Mme R. T. faisait grief à l'arrêt attaqué de l'avoir condamné à payer à M. D. diverses sommes au titre du contrat de travail et de son licenciement. A l'appui de son pourvoi, la partie requérante faisait valoir deux types d'arguments.
Tout d'abord, il était avancé que nul n'est employeur contre son consentement et que l'usufruitier n'est tenu qu'aux réparations d'entretien, les grosses réparations demeurant à la charge du nu-propriétaire. Par suite, Mme R. T. faisait valoir qu'elle résidait en Roumanie et n'avait jamais été informée de l'embauche, en son nom, de M. D. par M. B., pour effectuer d'importants travaux de réfection sur une maison sise en France. Elle précisait, en outre, qu'elle n'était qu'usufruitière de cet immeuble et en attestait, notamment, par production de la copie du permis de construire obtenu par sa fille, Mlle D. T., nue-propriétaire de l'immeuble en son nom personnel.
Il était, ensuite, argué que les règles de la gestion d'affaires ne peuvent conduire le prétendu maître de l'affaire à supporter les conséquences d'actes fautifs commis par le soi-disant gérant d'affaires. Par suite, lorsque le gérant, à l'insu du maître de l'affaire, a embauché une personne en attribuant de façon malicieuse la qualité d'employeur au prétendu maître de l'affaire, qui en ignorait tout et n'y avait pas intérêt, avant de rompre abusivement le contrat de travail ainsi conclu, le maître de l'affaire ne peut être tenu des conséquences de cette embauche et de ce licenciement abusif.
Ces divers arguments n'ont pas convaincu la Cour de cassation, qui rejette le pourvoi en affirmant que "d'une part, [...] la cour d'appel, analysant les éléments de fait et de preuve qui lui étaient soumis, a constaté que Mme R. T. avait acquis, le 3 novembre 1999, un immeuble situé 8 rue Traversière à Eymet et qu'elle était donc propriétaire d'un des immeubles dans lesquels M. D. avait travaillé, qu'elle avait, d'ailleurs, obtenu un numéro d'immatriculation en tant qu'employeur auprès de l'Urssaf pour réaliser, auparavant, des travaux ; [...] d'autre part, elle a relevé que la déclaration d'embauche qui avait été faite au nom de Mme R. T. comportait son numéro d'immatriculation employeur auprès de l'Urssaf et que les bulletins de salaire étaient rédigés à son nom ; qu'en l'état de ces constatations elle a pu décider que M. D. était fondé à se prévaloir de la gestion d'affaires par M. B. représentant Mme R. T. et que le contrat de travail apparent engageait cette dernière en application de l'article 1375 du Code civil (N° Lexbase : L1481ABH), l'utilité de la gestion étant démontrée ; que le moyen n'est pas fondé".
II Une solution curieuse
Il convient, tout d'abord, de relever que l'application des éléments permettant de caractériser l'existence d'un contrat de travail était impuissante à conférer à Mme R. T. la qualité d'employeur.
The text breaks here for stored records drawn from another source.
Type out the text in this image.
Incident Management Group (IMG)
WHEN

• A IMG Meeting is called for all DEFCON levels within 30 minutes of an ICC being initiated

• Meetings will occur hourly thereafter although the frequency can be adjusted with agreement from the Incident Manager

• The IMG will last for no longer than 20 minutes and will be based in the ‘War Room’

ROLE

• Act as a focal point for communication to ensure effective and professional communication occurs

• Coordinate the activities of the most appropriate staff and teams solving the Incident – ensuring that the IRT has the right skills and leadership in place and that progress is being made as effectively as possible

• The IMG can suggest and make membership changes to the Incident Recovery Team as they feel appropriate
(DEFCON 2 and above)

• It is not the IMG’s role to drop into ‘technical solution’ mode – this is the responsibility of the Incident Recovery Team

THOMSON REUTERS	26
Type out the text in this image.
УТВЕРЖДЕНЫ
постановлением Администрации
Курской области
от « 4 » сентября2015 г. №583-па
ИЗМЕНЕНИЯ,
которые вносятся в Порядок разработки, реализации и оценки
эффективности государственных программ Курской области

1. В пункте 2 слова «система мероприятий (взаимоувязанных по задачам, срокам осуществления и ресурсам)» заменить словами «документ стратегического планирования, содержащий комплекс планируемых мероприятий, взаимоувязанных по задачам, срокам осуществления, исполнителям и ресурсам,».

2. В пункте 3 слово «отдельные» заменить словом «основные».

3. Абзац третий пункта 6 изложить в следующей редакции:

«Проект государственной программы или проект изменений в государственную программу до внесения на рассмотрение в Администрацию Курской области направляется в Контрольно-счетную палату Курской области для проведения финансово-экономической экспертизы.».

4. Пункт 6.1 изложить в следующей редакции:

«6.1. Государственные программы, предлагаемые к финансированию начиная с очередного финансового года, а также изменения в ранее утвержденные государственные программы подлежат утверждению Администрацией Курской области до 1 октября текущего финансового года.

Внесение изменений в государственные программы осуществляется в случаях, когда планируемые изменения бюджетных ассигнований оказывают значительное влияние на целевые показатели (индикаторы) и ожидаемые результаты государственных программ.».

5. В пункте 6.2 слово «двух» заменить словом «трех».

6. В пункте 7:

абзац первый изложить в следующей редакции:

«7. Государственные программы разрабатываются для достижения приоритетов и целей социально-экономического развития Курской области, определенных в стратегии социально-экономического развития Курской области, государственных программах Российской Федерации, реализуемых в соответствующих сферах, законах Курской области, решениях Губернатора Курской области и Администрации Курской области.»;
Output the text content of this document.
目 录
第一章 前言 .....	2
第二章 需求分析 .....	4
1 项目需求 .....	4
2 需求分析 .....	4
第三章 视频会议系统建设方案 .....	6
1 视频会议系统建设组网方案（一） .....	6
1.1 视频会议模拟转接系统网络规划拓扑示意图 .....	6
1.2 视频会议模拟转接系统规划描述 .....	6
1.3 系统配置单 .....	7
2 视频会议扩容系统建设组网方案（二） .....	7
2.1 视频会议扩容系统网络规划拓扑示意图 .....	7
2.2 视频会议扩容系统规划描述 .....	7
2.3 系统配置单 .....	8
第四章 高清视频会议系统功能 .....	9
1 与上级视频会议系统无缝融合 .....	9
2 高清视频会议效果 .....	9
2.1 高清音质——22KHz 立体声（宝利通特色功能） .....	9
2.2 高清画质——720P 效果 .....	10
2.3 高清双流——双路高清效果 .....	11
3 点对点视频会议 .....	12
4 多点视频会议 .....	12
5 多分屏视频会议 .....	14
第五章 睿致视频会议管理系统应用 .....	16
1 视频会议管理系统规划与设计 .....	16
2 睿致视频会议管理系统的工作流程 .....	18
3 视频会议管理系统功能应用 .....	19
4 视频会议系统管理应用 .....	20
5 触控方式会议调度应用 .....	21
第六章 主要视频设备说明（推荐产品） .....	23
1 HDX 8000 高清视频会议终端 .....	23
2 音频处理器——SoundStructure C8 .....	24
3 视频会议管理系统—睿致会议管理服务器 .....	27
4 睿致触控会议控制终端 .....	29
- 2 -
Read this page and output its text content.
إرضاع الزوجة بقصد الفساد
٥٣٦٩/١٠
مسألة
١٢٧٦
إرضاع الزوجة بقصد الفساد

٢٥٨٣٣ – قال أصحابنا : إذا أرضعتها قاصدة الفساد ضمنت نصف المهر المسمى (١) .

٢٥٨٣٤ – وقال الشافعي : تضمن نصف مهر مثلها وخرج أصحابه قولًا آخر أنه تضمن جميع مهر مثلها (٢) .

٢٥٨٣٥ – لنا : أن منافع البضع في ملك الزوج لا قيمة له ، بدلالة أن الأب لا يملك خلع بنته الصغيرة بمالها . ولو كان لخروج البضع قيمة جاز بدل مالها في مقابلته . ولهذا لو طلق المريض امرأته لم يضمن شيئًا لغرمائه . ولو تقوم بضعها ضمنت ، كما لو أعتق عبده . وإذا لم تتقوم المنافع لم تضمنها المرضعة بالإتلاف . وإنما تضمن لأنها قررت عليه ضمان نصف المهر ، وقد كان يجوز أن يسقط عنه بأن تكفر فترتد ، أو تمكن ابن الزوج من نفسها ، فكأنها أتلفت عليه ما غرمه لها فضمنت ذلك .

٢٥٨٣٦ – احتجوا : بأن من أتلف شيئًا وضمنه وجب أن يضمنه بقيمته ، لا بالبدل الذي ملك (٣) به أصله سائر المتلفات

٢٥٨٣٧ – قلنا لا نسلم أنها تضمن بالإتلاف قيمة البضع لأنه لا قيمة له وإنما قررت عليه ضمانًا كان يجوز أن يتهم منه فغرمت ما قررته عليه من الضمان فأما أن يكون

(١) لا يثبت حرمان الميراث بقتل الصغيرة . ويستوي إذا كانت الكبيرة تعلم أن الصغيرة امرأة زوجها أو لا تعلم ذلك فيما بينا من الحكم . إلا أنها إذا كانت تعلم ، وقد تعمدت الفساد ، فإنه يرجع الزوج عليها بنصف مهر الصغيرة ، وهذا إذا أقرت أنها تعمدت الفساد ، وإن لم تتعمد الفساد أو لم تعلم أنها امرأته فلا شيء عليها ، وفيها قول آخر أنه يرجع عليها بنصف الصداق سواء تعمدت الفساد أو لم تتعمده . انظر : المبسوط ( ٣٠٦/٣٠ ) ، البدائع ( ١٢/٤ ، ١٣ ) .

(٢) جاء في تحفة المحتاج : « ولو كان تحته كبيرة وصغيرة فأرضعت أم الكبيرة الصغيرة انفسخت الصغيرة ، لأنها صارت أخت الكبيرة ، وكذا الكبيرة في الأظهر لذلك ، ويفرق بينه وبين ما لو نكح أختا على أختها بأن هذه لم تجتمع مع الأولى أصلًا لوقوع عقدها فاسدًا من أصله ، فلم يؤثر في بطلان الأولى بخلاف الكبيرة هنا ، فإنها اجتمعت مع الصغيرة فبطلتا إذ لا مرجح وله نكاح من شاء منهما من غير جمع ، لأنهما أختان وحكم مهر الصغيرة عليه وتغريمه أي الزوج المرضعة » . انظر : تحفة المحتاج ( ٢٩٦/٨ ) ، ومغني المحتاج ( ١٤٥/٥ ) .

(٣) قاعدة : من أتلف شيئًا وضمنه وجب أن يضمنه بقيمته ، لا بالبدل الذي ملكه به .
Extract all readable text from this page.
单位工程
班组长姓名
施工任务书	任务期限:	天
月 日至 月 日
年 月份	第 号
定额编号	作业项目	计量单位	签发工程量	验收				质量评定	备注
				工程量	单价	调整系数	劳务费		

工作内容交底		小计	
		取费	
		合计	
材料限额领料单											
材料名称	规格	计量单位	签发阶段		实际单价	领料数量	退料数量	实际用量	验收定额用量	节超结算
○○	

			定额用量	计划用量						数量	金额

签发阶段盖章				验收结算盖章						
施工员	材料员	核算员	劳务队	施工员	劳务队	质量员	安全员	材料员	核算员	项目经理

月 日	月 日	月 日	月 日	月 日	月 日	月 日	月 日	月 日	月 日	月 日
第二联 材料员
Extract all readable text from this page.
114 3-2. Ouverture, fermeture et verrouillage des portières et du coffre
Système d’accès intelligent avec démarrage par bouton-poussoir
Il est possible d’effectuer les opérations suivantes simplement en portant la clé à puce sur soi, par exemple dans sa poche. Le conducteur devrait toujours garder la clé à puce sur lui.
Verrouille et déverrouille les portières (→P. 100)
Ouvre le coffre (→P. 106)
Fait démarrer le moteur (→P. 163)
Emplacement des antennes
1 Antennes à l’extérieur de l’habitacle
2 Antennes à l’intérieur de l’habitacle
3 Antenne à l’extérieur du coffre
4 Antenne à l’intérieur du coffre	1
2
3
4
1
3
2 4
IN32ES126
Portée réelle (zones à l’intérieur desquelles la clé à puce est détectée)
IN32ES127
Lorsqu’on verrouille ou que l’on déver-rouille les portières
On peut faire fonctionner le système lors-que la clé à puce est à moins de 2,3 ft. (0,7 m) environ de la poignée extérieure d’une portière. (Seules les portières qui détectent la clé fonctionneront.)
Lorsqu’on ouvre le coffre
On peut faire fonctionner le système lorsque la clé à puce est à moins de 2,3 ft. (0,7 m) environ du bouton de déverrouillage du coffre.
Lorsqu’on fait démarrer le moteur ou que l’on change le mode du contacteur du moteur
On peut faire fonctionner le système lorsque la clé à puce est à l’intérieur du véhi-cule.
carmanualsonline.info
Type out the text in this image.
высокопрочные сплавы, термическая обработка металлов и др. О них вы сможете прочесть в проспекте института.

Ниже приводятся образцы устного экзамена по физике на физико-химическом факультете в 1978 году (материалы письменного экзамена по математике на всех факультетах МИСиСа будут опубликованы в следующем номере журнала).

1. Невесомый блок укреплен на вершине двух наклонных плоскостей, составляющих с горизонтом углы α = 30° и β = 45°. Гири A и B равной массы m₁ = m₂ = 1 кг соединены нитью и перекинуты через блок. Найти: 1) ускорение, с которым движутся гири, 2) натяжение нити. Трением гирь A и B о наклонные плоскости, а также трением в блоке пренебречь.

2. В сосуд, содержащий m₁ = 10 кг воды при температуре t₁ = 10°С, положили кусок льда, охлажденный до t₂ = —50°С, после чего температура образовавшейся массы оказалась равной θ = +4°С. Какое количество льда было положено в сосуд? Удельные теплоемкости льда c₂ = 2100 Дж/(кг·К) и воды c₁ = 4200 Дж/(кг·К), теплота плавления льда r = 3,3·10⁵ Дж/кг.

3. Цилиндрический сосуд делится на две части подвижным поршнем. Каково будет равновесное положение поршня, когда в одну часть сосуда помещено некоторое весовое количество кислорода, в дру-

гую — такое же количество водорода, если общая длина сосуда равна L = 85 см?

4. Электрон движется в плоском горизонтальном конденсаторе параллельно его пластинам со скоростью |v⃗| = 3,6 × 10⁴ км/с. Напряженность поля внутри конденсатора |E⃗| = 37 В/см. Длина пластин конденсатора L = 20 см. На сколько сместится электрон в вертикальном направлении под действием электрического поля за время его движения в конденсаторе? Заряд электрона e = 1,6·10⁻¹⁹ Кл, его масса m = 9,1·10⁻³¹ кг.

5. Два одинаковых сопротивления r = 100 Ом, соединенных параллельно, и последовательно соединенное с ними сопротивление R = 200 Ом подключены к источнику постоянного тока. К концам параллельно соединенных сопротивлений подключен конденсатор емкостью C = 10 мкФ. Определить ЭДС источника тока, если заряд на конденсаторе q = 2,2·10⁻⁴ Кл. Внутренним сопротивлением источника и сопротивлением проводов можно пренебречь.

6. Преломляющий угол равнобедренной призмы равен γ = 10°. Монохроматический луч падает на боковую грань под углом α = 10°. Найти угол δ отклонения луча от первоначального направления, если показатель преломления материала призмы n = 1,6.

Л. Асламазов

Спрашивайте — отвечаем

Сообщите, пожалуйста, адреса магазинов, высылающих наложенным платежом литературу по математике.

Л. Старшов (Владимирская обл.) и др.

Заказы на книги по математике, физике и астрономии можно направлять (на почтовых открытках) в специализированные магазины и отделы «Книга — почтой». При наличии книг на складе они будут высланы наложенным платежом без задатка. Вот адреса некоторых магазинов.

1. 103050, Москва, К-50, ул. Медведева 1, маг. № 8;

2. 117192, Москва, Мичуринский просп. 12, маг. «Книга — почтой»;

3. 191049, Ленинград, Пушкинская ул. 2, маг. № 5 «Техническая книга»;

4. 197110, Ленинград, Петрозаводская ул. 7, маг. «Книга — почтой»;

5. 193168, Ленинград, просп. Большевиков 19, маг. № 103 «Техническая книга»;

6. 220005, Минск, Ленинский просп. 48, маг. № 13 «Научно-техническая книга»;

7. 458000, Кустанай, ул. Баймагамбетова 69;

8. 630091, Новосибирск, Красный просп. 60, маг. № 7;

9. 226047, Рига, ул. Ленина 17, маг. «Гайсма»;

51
Il ressort, en effet des faits, tels qu'ils ont été relatés ci-dessus, que celle-ci, qui résidait en Roumanie, n'avait jamais été informée de l'embauche, en son nom, de M. D.. Par voie de conséquence, et à l'évidence, elle n'avait jamais été en mesure d'exercer sur ce dernier un quelconque pouvoir de direction. Faute de lien de subordination, il était exclu de caractériser, sur ce fondement, l'existence d'une relation de travail salarié entre elle et M. D..
Ensuite, il est non moins évident que ces obstacles auraient pu être levés s'il avait pu être démontré que M. R. T. avait donné mandat à M. B. d'agir en son nom. Le mécanisme de la représentation aurait, alors permis, de faire produire les effets de l'acte juridique conclu par M. B. en la personne de Mme R. T.. Celle-ci aurait, alors, pu être qualifiée d'employeur, à l'image d'une personne morale, engagée par les actes de son représentant. Mais, cette solution ne pouvait être retenue, pour la bonne et simple raison qu'aucun contrat de mandat ne paraissait avoir été conclu entre les deux personnes en cause.
La gestion d'affaires "est l'acte par lequel une personne, le gérant d'affaires, s'immisce dans les affaires d'une autre, le maître de l'affaire, encore nommé géré, sans avoir reçu mandat de celle-ci et pour lui rendre service" (F. Terré, Ph. Simler, Y. Lequette, Droit civil, Les obligations, 9ème éd., 2005, § 1031).
Lorsque la gestion d'affaires a conduit à la conclusion d'actes juridiques, elle peut produire des effets sur les tiers. Le maître peut, alors, être tenu envers eux, sur le fondement de la représentation, "qui est l'objet même de la gestion d'affaires avec la distinction entre les représentations parfaite et imparfaite : la gestion d'affaires ne donne d'action aux tiers contre le maître que si le gérant a traité au nom de celui-ci" (Ph. Malaurie, L. Aynès, Ph. Stoffel-Munck, Les obligations, Defrénois, 3ème éd., 2007, § 1032).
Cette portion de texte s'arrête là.